I’m making a data visualization. Each datum is represented by a square. To make the underlying data intuitively legible should the length of each square’s side or the area of each square be proportional to the datum it represents?
If you, the creator, is unsure, how will the reader know which it is?
Short answer: the value should be linked 1:1 to the amount of colour on the page. So in your example, it should be area. But there’s more than that: you also need to avoid misleading cues that might make a reader read it incorrectly, and you need to know why you’re using area instead of length (e.g. bar charts), because it has real pros and cons.
First, never have both length and width (i.e. area) of a shape change when actually the variable is only linked to the length of one side. If X is double Y but Y has four times as much colour on the page, you’re misleading your readers. This sort of distortion is sometimes referred to as a “lie factor“, and is often assumed to be a deliberate attempt to mislead and exaggerate differences.
If you use area as a measure I’d strongly recommend:
Knowing why you’re using area. By using area instead of a linear dimension like length, you:
- Sacrifice the ability to clearly see differences mathematically (you can’t easily say “look, that’s double the other one”)
- Invite your readers to view it in an intuitive everyday non-numerical way the way people, for example, compare sizes of pies in a shop. Less sophisticated, but more immediate. More gut, less head.
- Small differences between very similar numbers become almost invisible.

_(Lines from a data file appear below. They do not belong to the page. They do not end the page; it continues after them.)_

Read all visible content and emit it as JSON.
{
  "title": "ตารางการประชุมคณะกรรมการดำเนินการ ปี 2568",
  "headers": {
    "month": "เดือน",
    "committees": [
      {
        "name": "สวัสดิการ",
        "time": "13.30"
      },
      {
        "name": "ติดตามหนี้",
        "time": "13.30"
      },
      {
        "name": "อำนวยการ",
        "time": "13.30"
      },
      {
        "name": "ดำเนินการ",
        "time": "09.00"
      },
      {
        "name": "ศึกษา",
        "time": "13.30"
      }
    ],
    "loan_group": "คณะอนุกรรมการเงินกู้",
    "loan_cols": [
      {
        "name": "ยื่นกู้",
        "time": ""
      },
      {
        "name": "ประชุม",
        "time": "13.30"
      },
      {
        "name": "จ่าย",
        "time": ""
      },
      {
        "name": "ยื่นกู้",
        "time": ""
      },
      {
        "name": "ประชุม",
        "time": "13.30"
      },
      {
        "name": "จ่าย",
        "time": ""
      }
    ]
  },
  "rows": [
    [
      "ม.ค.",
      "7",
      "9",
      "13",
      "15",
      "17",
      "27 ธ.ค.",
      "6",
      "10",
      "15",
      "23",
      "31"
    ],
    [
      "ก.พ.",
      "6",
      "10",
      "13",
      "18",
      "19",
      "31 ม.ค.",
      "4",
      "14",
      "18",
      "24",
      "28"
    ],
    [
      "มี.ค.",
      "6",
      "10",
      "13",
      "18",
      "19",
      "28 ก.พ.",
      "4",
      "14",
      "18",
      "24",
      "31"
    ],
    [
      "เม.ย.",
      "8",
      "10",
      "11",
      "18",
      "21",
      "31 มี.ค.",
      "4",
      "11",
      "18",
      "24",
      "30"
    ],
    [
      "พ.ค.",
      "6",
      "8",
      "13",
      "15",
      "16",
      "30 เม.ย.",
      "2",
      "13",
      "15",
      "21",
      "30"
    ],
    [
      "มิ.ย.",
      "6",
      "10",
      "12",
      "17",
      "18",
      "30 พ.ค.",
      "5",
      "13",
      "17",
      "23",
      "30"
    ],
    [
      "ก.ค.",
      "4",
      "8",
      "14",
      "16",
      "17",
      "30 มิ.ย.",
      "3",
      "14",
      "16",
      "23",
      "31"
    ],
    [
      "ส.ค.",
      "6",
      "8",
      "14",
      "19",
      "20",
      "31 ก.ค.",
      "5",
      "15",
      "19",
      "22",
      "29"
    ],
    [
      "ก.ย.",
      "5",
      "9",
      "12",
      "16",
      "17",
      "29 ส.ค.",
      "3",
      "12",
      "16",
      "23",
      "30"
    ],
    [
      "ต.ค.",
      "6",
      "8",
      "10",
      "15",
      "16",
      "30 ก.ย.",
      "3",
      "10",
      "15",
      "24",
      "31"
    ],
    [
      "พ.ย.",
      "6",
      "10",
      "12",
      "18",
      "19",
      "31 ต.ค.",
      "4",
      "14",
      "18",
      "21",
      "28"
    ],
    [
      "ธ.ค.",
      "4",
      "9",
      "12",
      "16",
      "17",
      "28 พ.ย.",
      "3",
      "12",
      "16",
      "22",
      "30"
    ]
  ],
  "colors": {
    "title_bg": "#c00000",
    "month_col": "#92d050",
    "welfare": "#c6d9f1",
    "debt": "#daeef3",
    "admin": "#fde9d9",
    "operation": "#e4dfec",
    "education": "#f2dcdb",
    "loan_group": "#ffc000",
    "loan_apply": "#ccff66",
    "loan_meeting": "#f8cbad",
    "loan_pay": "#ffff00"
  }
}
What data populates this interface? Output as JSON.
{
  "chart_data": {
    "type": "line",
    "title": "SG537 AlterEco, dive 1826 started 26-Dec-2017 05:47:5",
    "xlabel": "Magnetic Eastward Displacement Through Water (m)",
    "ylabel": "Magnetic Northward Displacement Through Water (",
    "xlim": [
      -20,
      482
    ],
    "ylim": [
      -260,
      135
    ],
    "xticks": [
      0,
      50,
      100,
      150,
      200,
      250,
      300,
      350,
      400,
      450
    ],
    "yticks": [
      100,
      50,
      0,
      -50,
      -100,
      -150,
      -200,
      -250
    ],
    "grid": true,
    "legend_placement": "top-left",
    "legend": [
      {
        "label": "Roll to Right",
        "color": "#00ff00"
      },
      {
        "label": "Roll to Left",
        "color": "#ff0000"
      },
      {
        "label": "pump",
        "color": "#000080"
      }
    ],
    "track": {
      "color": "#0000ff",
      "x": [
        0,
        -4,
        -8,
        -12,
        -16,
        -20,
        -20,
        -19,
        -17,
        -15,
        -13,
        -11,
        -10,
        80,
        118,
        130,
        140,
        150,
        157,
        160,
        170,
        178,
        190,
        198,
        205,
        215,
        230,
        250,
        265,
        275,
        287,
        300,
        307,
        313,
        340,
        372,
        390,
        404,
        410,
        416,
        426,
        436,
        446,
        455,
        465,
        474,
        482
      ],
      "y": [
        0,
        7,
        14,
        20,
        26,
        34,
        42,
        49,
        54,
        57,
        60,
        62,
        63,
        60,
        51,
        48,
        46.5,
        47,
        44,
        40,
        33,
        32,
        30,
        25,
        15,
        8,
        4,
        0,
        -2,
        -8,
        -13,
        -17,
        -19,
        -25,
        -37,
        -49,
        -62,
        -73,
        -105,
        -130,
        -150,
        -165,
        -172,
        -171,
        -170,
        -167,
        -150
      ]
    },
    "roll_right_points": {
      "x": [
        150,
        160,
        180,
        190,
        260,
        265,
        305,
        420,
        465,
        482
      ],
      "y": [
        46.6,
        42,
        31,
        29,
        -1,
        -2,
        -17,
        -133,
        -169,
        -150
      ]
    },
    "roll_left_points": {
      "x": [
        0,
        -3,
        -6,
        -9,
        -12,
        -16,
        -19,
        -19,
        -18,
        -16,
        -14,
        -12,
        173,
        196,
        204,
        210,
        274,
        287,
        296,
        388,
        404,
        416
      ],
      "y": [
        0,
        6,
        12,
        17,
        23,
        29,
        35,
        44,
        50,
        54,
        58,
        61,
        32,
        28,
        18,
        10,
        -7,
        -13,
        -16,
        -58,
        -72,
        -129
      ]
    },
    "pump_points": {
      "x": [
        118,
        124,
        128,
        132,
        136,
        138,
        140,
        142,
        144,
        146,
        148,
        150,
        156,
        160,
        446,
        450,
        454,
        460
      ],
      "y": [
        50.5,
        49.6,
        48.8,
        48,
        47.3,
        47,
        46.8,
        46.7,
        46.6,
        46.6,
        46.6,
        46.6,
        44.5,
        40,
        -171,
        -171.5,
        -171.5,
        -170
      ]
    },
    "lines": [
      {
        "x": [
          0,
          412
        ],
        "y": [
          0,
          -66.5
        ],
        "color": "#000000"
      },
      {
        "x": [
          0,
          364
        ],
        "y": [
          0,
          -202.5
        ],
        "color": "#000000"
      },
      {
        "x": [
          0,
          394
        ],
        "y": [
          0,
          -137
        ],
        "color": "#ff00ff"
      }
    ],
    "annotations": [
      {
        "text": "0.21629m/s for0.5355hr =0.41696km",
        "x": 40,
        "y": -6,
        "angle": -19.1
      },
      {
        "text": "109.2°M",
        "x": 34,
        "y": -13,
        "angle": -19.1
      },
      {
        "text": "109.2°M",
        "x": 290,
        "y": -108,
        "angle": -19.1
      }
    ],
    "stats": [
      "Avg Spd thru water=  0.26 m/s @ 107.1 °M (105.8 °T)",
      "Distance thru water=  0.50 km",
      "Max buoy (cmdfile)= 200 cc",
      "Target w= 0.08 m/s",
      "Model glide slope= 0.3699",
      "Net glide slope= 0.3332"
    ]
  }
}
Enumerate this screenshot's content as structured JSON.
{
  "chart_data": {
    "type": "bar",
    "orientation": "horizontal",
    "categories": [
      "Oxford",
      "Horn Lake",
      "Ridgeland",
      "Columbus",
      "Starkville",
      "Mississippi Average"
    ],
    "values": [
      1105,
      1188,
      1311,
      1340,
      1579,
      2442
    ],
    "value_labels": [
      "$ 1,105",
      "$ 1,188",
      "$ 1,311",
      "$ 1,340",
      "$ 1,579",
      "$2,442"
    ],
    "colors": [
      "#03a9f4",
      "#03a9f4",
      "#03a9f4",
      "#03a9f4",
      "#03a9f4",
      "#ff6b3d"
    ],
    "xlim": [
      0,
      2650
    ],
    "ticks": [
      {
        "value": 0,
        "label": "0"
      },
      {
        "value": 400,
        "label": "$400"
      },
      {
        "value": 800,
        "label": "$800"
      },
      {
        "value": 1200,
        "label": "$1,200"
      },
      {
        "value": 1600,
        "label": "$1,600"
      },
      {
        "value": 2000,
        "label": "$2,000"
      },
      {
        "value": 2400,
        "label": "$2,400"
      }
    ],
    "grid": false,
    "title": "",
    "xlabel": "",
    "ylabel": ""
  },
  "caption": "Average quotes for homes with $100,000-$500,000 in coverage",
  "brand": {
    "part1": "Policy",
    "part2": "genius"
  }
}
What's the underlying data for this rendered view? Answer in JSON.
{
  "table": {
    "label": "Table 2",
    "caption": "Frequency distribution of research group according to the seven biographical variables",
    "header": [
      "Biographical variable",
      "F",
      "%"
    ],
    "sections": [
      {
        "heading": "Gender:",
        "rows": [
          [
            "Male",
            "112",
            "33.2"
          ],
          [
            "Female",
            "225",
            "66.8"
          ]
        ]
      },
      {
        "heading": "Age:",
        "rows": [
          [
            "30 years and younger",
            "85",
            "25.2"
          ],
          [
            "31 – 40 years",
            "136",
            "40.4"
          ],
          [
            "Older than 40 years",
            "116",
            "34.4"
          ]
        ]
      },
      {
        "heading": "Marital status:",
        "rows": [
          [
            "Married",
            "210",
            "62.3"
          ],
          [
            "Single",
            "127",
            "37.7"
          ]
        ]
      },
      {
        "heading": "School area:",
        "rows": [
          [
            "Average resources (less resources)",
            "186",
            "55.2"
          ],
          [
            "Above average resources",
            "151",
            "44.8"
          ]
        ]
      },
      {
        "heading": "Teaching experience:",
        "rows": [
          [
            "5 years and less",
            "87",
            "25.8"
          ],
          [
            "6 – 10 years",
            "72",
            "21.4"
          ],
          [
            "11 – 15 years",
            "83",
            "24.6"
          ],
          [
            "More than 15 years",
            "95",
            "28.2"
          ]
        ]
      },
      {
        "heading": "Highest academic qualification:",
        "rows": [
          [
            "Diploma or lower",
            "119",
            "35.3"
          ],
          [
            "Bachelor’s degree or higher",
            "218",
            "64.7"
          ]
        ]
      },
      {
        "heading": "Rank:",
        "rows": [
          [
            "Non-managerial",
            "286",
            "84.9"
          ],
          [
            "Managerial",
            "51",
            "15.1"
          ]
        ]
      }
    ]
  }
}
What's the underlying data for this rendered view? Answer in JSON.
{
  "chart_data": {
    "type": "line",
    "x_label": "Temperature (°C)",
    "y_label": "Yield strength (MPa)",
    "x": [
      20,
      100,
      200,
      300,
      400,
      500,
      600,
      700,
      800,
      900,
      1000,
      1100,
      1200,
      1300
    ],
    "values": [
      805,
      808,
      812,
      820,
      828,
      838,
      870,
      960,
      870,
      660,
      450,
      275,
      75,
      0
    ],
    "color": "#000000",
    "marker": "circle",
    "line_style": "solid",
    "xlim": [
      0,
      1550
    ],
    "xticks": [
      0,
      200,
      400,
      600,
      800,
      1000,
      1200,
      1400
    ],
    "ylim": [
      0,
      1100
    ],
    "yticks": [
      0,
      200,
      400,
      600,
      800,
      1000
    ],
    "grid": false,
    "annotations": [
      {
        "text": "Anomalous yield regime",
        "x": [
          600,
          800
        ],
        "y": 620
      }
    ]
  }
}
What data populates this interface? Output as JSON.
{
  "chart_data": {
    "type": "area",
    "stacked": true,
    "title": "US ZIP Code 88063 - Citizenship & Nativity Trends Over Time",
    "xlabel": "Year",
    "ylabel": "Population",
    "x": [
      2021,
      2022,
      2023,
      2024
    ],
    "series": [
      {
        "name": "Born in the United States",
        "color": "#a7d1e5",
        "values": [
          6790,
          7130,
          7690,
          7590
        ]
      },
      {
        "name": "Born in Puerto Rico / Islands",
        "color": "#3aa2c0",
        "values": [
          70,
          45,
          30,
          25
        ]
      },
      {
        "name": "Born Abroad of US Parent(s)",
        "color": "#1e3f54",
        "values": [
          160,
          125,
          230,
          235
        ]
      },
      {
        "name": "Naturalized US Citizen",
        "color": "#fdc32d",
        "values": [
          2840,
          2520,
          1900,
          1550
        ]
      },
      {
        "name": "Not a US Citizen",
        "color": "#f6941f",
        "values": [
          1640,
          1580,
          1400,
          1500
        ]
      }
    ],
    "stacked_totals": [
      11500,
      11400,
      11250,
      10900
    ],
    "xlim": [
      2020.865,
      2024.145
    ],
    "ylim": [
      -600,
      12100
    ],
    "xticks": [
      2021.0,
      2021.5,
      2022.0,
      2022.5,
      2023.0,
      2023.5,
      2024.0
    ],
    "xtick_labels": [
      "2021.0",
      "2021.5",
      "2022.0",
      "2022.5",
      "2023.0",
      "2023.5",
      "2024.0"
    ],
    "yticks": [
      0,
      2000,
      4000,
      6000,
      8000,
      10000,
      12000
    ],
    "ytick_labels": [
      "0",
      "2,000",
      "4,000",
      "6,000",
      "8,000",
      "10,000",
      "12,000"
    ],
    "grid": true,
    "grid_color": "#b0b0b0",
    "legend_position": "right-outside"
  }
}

- When one variable is many many times smaller than another, the very small one doesn’t disappear as badly as it would in a bar chart, which can allow more flexibility in layouts.
Consider using circles for area, not squares, centre aligned:
- Circles because it doesn’t invite confusion with bar charts and similar. Height and width are less to the fore: it looks less like you’re inviting a height or width based comparison.
- Centre-aligned because it doesn’t invite people to compare heights
For example, above, it’s hard not to see the square labelled “5” as being three quarters the height of the square labelled “10”, so it’s potentially misleading.
The circles don’t invite this sort of comparison: it’s more of a gut-level, instant “That blob is rather a lot bigger than the next blob”.
There’s a variety of evidence from user testing to small-scale studies (will try to hunt some examples down later) that this sort of intuitive area-based comparison can be more engaging, can lower the barrier to entry to less engaged audiences, and can help keep the reader’s focus on the subject matter rather than the cold minutiae of the numbers. But this comes at the cost of getting in the way of more numerically-minded analysis.
Don’t choose between one-dimension (length or distance) and two-dimension (area) for aesthetic reasons: choose between them based on your audience and message.
Which is more appropriate for the communication: instant gut-level comparisons at the level of “that’s much bigger”, or more considered numerical comparisons at the level of “that’s about 80% of the other one”?
Or are there practical reasons why you need to use area?
Then, when you’ve chosen for practical reasons, apply aesthetics.